Cal turned and met Loren’s eye. Something passed between them. Some relief they shared at Cal’s continued state of being alive. He smiled at her, but quizzically, like there was something he’d forgotten to tell her.

  “What?” she said.

  Cal shook his head, just once. “Nothing.”

  Loren blushed, just a little, and brushed a strand of hair back over her ear. As she did, she caught the expression on Miz’s face, and quickly pulled herself together.

  “Is he OK?” she asked, gesturing to Dave.

  Dave still looked shell-shocked. He stood relatively motionless, his back against the sliding door, a good seventy per cent of his face and body plastered in yellow clown gunge. Only a slight bubbling of the goo around one nostril revealed that he was breathing, and were it not for the fact he was standing upright and sobbing ever so quietly, you’d be forgiven for assuming he was dead.

  “How’s it looking out there?” Cal asked, gesturing to the door.

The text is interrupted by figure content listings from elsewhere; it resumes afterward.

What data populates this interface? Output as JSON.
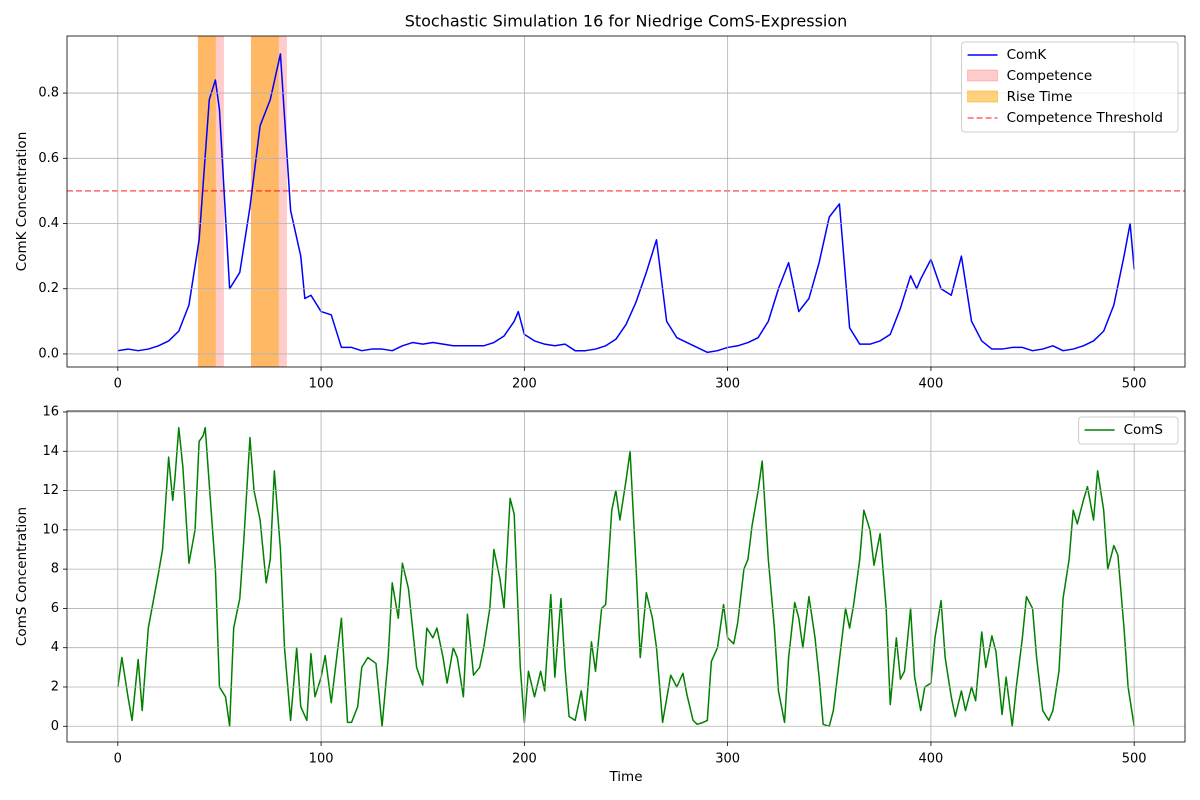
{
  "chart_data": [
    {
      "type": "line",
      "title": "Stochastic Simulation 16 for Niedrige ComS-Expression",
      "y_label": "ComK Concentration",
      "x": [
        0,
        5,
        10,
        15,
        20,
        25,
        30,
        35,
        40,
        45,
        48,
        50,
        55,
        60,
        65,
        70,
        75,
        80,
        85,
        90,
        92,
        95,
        100,
        105,
        110,
        115,
        120,
        125,
        130,
        135,
        140,
        145,
        150,
        155,
        160,
        165,
        170,
        175,
        180,
        185,
        190,
        195,
        197,
        200,
        205,
        210,
        215,
        220,
        225,
        230,
        235,
        240,
        245,
        250,
        255,
        260,
        265,
        270,
        275,
        280,
        285,
        290,
        295,
        300,
        305,
        310,
        315,
        320,
        325,
        330,
        335,
        340,
        345,
        350,
        355,
        360,
        365,
        370,
        375,
        380,
        385,
        390,
        393,
        395,
        400,
        405,
        410,
        415,
        420,
        425,
        430,
        435,
        440,
        445,
        450,
        455,
        460,
        465,
        470,
        475,
        480,
        485,
        490,
        495,
        498,
        500
      ],
      "series": [
        {
          "name": "ComK",
          "color": "#0000ff",
          "values": [
            0.01,
            0.015,
            0.01,
            0.015,
            0.025,
            0.04,
            0.07,
            0.15,
            0.35,
            0.78,
            0.84,
            0.75,
            0.2,
            0.25,
            0.45,
            0.7,
            0.78,
            0.92,
            0.44,
            0.3,
            0.17,
            0.18,
            0.13,
            0.12,
            0.02,
            0.02,
            0.01,
            0.015,
            0.015,
            0.01,
            0.025,
            0.035,
            0.03,
            0.035,
            0.03,
            0.025,
            0.025,
            0.025,
            0.025,
            0.035,
            0.055,
            0.1,
            0.13,
            0.06,
            0.04,
            0.03,
            0.025,
            0.03,
            0.01,
            0.01,
            0.015,
            0.025,
            0.045,
            0.09,
            0.16,
            0.25,
            0.35,
            0.1,
            0.05,
            0.035,
            0.02,
            0.005,
            0.01,
            0.02,
            0.025,
            0.035,
            0.05,
            0.1,
            0.2,
            0.28,
            0.13,
            0.17,
            0.28,
            0.42,
            0.46,
            0.08,
            0.03,
            0.03,
            0.04,
            0.06,
            0.14,
            0.24,
            0.2,
            0.23,
            0.29,
            0.2,
            0.18,
            0.3,
            0.1,
            0.04,
            0.015,
            0.015,
            0.02,
            0.02,
            0.01,
            0.015,
            0.025,
            0.01,
            0.015,
            0.025,
            0.04,
            0.07,
            0.15,
            0.3,
            0.4,
            0.26
          ]
        }
      ],
      "spans": [
        {
          "name": "Competence",
          "color": "red",
          "alpha": 0.2,
          "ranges": [
            [
              39.4,
              52.2
            ],
            [
              65.5,
              83.2
            ]
          ]
        },
        {
          "name": "Rise Time",
          "color": "orange",
          "alpha": 0.5,
          "ranges": [
            [
              39.4,
              48.2
            ],
            [
              65.5,
              79.2
            ]
          ]
        }
      ],
      "hlines": [
        {
          "name": "Competence Threshold",
          "value": 0.5,
          "color": "red",
          "alpha": 0.6,
          "dashed": true
        }
      ],
      "xlim": [
        -25,
        525
      ],
      "ylim": [
        -0.04,
        0.975
      ],
      "xticks": [
        0,
        100,
        200,
        300,
        400,
        500
      ],
      "yticks": [
        {
          "value": 0,
          "label": "0.0"
        },
        0.2,
        0.4,
        0.6,
        0.8
      ],
      "grid": true,
      "legend": "upper right"
    },
    {
      "type": "line",
      "x_label": "Time",
      "y_label": "ComS Concentration",
      "x": [
        0,
        2,
        5,
        7,
        10,
        12,
        15,
        20,
        22,
        25,
        27,
        28,
        30,
        32,
        35,
        38,
        40,
        42,
        43,
        45,
        48,
        50,
        53,
        55,
        57,
        60,
        62,
        65,
        67,
        70,
        73,
        75,
        77,
        80,
        82,
        85,
        88,
        90,
        93,
        95,
        97,
        100,
        102,
        105,
        110,
        113,
        115,
        118,
        120,
        123,
        127,
        130,
        133,
        135,
        138,
        140,
        143,
        147,
        150,
        152,
        155,
        157,
        160,
        162,
        165,
        167,
        170,
        172,
        175,
        178,
        180,
        183,
        185,
        188,
        190,
        193,
        195,
        198,
        200,
        202,
        205,
        208,
        210,
        213,
        215,
        218,
        220,
        222,
        225,
        228,
        230,
        233,
        235,
        238,
        240,
        243,
        245,
        247,
        250,
        252,
        255,
        257,
        260,
        263,
        265,
        268,
        272,
        275,
        278,
        280,
        283,
        285,
        288,
        290,
        292,
        295,
        298,
        300,
        303,
        305,
        308,
        310,
        312,
        315,
        317,
        320,
        323,
        325,
        328,
        330,
        333,
        335,
        337,
        340,
        343,
        345,
        347,
        350,
        352,
        355,
        358,
        360,
        362,
        365,
        367,
        370,
        372,
        375,
        378,
        380,
        383,
        385,
        387,
        390,
        392,
        395,
        397,
        400,
        402,
        405,
        407,
        410,
        412,
        415,
        417,
        420,
        422,
        425,
        427,
        430,
        432,
        435,
        437,
        440,
        442,
        445,
        447,
        450,
        452,
        455,
        458,
        460,
        463,
        465,
        468,
        470,
        472,
        475,
        477,
        480,
        482,
        485,
        487,
        490,
        492,
        495,
        497,
        500
      ],
      "series": [
        {
          "name": "ComS",
          "color": "#008000",
          "values": [
            2,
            3.5,
            1.5,
            0.3,
            3.4,
            0.8,
            5,
            7.8,
            9,
            13.7,
            11.5,
            12.5,
            15.2,
            13.2,
            8.3,
            10,
            14.5,
            14.8,
            15.2,
            12.3,
            8,
            2,
            1.5,
            0,
            5,
            6.5,
            9.5,
            14.7,
            12,
            10.5,
            7.3,
            8.5,
            13,
            9,
            4,
            0.3,
            4,
            1,
            0.3,
            3.7,
            1.5,
            2.5,
            3.6,
            1.2,
            5.5,
            0.2,
            0.2,
            1,
            3,
            3.5,
            3.2,
            0,
            3.5,
            7.3,
            5.5,
            8.3,
            7,
            3,
            2.1,
            5,
            4.5,
            5,
            3.5,
            2.2,
            4,
            3.5,
            1.5,
            5.7,
            2.6,
            3,
            4,
            6,
            9,
            7.5,
            6,
            11.6,
            10.8,
            3,
            0.2,
            2.8,
            1.5,
            2.8,
            1.8,
            6.7,
            2.5,
            6.5,
            3,
            0.5,
            0.3,
            1.8,
            0.3,
            4.3,
            2.8,
            6,
            6.2,
            11,
            12,
            10.5,
            12.5,
            14,
            8,
            3.5,
            6.8,
            5.5,
            4,
            0.2,
            2.6,
            2,
            2.7,
            1.6,
            0.3,
            0.1,
            0.2,
            0.3,
            3.3,
            4,
            6.2,
            4.5,
            4.2,
            5.3,
            8,
            8.5,
            10.2,
            12,
            13.5,
            8.5,
            5,
            1.8,
            0.2,
            3.5,
            6.3,
            5.5,
            4,
            6.6,
            4.5,
            2.5,
            0.1,
            0,
            0.8,
            3.4,
            6,
            5,
            6.2,
            8.5,
            11,
            10,
            8.2,
            9.8,
            6,
            1.1,
            4.5,
            2.4,
            2.8,
            6,
            2.5,
            0.8,
            2,
            2.2,
            4.5,
            6.4,
            3.5,
            1.5,
            0.5,
            1.8,
            0.8,
            2,
            1.3,
            4.8,
            3,
            4.6,
            3.8,
            0.6,
            2.5,
            0,
            2,
            4.5,
            6.6,
            6,
            3.5,
            0.8,
            0.3,
            0.8,
            2.8,
            6.5,
            8.5,
            11,
            10.3,
            11.5,
            12.2,
            10.5,
            13,
            11,
            8,
            9.2,
            8.7,
            5,
            2,
            0
          ]
        }
      ],
      "xlim": [
        -25,
        525
      ],
      "ylim": [
        -0.8,
        16.05
      ],
      "xticks": [
        0,
        100,
        200,
        300,
        400,
        500
      ],
      "yticks": [
        0,
        2,
        4,
        6,
        8,
        10,
        12,
        14,
        16
      ],
      "grid": true,
      "legend": "upper right"
    }
  ]
}
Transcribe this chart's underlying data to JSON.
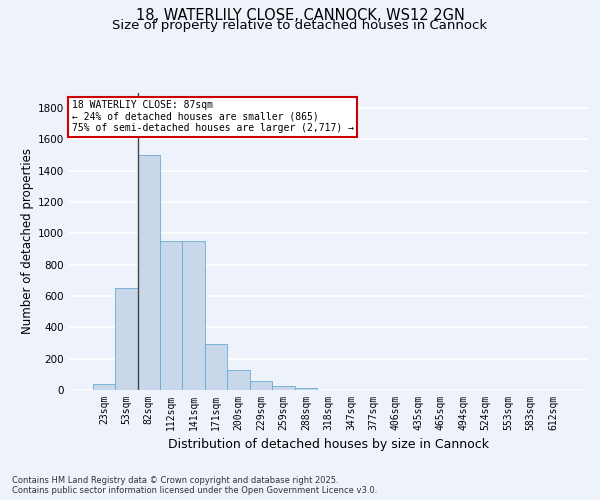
{
  "title_line1": "18, WATERLILY CLOSE, CANNOCK, WS12 2GN",
  "title_line2": "Size of property relative to detached houses in Cannock",
  "xlabel": "Distribution of detached houses by size in Cannock",
  "ylabel": "Number of detached properties",
  "categories": [
    "23sqm",
    "53sqm",
    "82sqm",
    "112sqm",
    "141sqm",
    "171sqm",
    "200sqm",
    "229sqm",
    "259sqm",
    "288sqm",
    "318sqm",
    "347sqm",
    "377sqm",
    "406sqm",
    "435sqm",
    "465sqm",
    "494sqm",
    "524sqm",
    "553sqm",
    "583sqm",
    "612sqm"
  ],
  "values": [
    40,
    650,
    1500,
    950,
    950,
    295,
    130,
    60,
    25,
    10,
    2,
    1,
    0,
    0,
    0,
    0,
    0,
    0,
    0,
    0,
    0
  ],
  "bar_color": "#c8d8ea",
  "bar_edge_color": "#6aaad4",
  "vline_x_idx": 2,
  "vline_color": "#444444",
  "ylim": [
    0,
    1900
  ],
  "yticks": [
    0,
    200,
    400,
    600,
    800,
    1000,
    1200,
    1400,
    1600,
    1800
  ],
  "annotation_text": "18 WATERLIY CLOSE: 87sqm\n← 24% of detached houses are smaller (865)\n75% of semi-detached houses are larger (2,717) →",
  "annotation_box_color": "#ffffff",
  "annotation_border_color": "#cc0000",
  "background_color": "#eef2fb",
  "grid_color": "#ffffff",
  "footer_text": "Contains HM Land Registry data © Crown copyright and database right 2025.\nContains public sector information licensed under the Open Government Licence v3.0.",
  "title_fontsize": 10.5,
  "subtitle_fontsize": 9.5,
  "axis_label_fontsize": 8.5,
  "tick_fontsize": 7,
  "footer_fontsize": 6,
  "ann_fontsize": 7
}
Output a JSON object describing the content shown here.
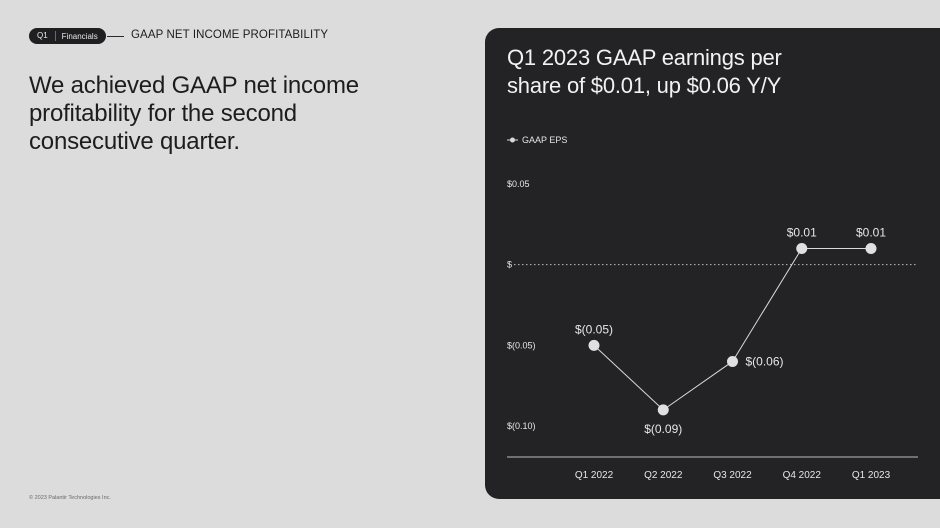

  “Like we ain’t getting through it alive,” Mech said. “Both sides just got reinforcements, and neither one looks like they’re going to be surrendering any time soon.”

  “How’s the truck?”

  “In pieces,” Mech said.

  Cal puffed out his cheeks. “Well, that was four hours well spent.”

  “Maybe we should turn back,” said Loren.

  Everyone - except Dave, who was still staring blankly and wide-eyed into thin air – turned to look at her. “Like, hello?” said Miz. “A hundred million credits?”

  “What good will it do us if we’re all dead?” Loren asked.

  “Loren raises an interesting point,” said Cal.

  “Thank you,” said Loren, shooting Miz a smug look.

  “But obviously we’re totally going to ignore it,” Cal added. “Miz is right. Think of the money. Right now, we have zero credits. None. Nada. Zilch. Zip. Bupkis.”

  “We get the idea,” said Loren.

  “If we dig up the treasure, we’ll have a hundred million credits,” Cal continued. “That’s way more credits than we have right now. That’s like…” He calculated, then his jaw dropped. “That’s infinity times more money than we have now.”